The Public Schools Act 1868 was enacted by the British Parliament to reform and regulate seven leading English boys' boarding schools, most of which had grown out of ancient charity schools for the education of a certain number of poor scholars, but were by then, as they are today, also educating many sons of the English upper and upper-middle classes on a fee-paying basis. The preamble describes "An Act to make further Provision for the good Government and Extension of certain Public Schools in England." The concept of a public school therefore predates this Act.

Public Schools Act, 1868[1]
Long titleAn Act to make further Provision for the good Government and Extension of certain Public Schools in England.
Citation31 & 32 Vict. c. 118
Dates
Royal assent31 July 1868

The Act followed the report of the Clarendon Commission, a Royal Commission set up to inquire into nine leading schools, which sat from 1861 to 1864 and investigated conditions and abuses which had grown up over the centuries at these originally charity schools.[2]

The bill was presented for its first reading in the Lords by Lord Clarendon on 13 March 1865 and for its second reading on 3 April 1865. The bill was in two parts, the first containing the general provisions of the bill and the second containing specific proposals for each school.

St Paul's School and Merchant Taylors' School were omitted, as they argued successfully that their constitutions made them legally "private" schools and that their constitutions could not be altered by public legislation;[3][4][5] thus the act concerned itself with the other seven schools investigated by the Clarendon Commission:[6][7]

The act regulated these seven schools in a number of ways, as recommended by the Clarendon Commission, with the aim of creating better conditions in them and preventing abuses, and authorized the establishment of a board of governors for each school, to supervise their administration.
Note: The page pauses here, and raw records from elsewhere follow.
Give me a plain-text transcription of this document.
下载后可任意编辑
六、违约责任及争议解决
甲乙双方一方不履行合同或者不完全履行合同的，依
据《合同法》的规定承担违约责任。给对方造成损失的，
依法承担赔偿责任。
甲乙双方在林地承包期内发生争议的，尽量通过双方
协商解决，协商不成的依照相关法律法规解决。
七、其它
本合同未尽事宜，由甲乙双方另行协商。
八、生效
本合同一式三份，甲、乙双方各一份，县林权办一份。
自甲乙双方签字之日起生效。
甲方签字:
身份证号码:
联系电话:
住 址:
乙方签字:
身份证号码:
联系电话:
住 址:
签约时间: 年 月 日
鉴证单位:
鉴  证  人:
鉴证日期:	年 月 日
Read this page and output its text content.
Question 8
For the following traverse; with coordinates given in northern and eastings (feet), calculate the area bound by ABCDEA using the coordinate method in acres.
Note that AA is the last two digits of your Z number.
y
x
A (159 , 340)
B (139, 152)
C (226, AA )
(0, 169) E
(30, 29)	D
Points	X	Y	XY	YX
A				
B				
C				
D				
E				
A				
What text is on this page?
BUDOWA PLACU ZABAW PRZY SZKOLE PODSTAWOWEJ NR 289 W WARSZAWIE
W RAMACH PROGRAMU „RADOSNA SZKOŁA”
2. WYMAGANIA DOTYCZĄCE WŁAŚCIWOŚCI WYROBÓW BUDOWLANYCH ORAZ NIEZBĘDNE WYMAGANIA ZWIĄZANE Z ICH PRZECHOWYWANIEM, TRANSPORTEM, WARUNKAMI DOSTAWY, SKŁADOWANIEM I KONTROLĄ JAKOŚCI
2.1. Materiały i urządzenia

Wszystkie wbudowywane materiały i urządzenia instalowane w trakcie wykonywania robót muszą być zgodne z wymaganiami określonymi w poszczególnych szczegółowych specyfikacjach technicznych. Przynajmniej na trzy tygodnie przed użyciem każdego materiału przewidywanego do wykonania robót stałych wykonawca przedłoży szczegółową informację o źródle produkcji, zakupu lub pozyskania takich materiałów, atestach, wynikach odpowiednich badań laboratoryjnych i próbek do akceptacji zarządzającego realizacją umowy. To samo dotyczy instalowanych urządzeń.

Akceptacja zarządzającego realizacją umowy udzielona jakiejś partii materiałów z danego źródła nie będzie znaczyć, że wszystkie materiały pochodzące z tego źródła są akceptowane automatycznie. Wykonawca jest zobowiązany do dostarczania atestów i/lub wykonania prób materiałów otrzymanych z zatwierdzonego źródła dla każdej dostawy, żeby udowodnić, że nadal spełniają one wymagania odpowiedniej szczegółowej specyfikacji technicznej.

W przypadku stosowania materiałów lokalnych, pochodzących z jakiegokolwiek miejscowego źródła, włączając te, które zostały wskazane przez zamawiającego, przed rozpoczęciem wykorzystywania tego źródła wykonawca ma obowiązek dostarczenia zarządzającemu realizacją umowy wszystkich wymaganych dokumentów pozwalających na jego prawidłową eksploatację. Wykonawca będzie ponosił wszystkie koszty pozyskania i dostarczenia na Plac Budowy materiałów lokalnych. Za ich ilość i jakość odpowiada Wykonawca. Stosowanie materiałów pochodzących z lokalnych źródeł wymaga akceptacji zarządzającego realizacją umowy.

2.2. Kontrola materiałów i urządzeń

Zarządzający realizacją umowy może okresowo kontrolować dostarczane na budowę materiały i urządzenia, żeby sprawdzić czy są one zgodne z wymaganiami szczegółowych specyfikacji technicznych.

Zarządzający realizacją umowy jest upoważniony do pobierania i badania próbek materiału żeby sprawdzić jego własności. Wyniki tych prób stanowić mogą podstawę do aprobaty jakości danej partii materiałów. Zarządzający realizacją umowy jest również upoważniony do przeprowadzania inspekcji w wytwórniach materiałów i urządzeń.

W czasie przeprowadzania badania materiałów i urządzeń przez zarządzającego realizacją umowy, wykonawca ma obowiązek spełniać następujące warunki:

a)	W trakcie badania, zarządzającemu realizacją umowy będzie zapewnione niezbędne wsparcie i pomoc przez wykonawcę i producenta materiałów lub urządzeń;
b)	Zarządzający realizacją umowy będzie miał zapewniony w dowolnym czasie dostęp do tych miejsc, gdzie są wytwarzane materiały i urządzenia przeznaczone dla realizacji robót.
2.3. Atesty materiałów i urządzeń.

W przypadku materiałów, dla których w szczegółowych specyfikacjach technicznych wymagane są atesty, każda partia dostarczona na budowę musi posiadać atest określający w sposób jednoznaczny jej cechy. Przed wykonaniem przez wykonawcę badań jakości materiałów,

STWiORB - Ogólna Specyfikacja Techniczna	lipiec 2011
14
It also freed them of their obligations under their founding charters to educate "Foundation Scholars", i.e. scholarship boys paying nominal or no fees. The Act made it clear that parliament had authority to legislate for the schools.[8] The act led to development of the schools away from the traditional exclusively classics-based curriculum taught by clergymen, to a somewhat broader scope of studies.

In 1887 the Divisional Court and the Court of Appeal determined that the City of London School was a public school.[9]

References

  1. Short title as conferred by s. 1 of the act; the modern convention for the citation of short titles omits the comma after the word "Act".
  2. Shrosbree 1988, p. 15.
  3. Shrosbree 1988.
  4. England Since Waterloo – Sir John Arthur Ransome Marriott – Google Books. Books.google.co.uk. Retrieved on 13 August 2013.
  5. Secondary Education in England 1870–1902: Public Activity and Private Enterprise – Prof John Roach, John Roach – Google Books. Books.google.co.uk. Retrieved on 13 August 2013.
  6. Shrosbree 1988, pp. 12ff.
  7. An Act to make further Provision for the good Government and Extension of certain Public Schools in England, in: Great Britain (1868). A collection of the public general statutes passed in the Thirty-first and Thirty-second year of the reign of Her Majesty Queen Victoria. pp. 560–571.
  8. Great Britain (1869), The statutes of the United Kingdom of Great Britain and Ireland, passed in the ... (1807–69)., His Majesty's statute and law Printers, p. 190
  9. Blake v The Mayor and Citizens of the City of London [1887] L.R. 19 Q.B.D. 79.

Bibliography

  • Colin Shrosbree (1988). Public Schools and Private Education: the Clarendon Commission, 1861–64, and the Public Schools Acts. Manchester: Manchester University Press. ISBN 978-0-7190-2580-8.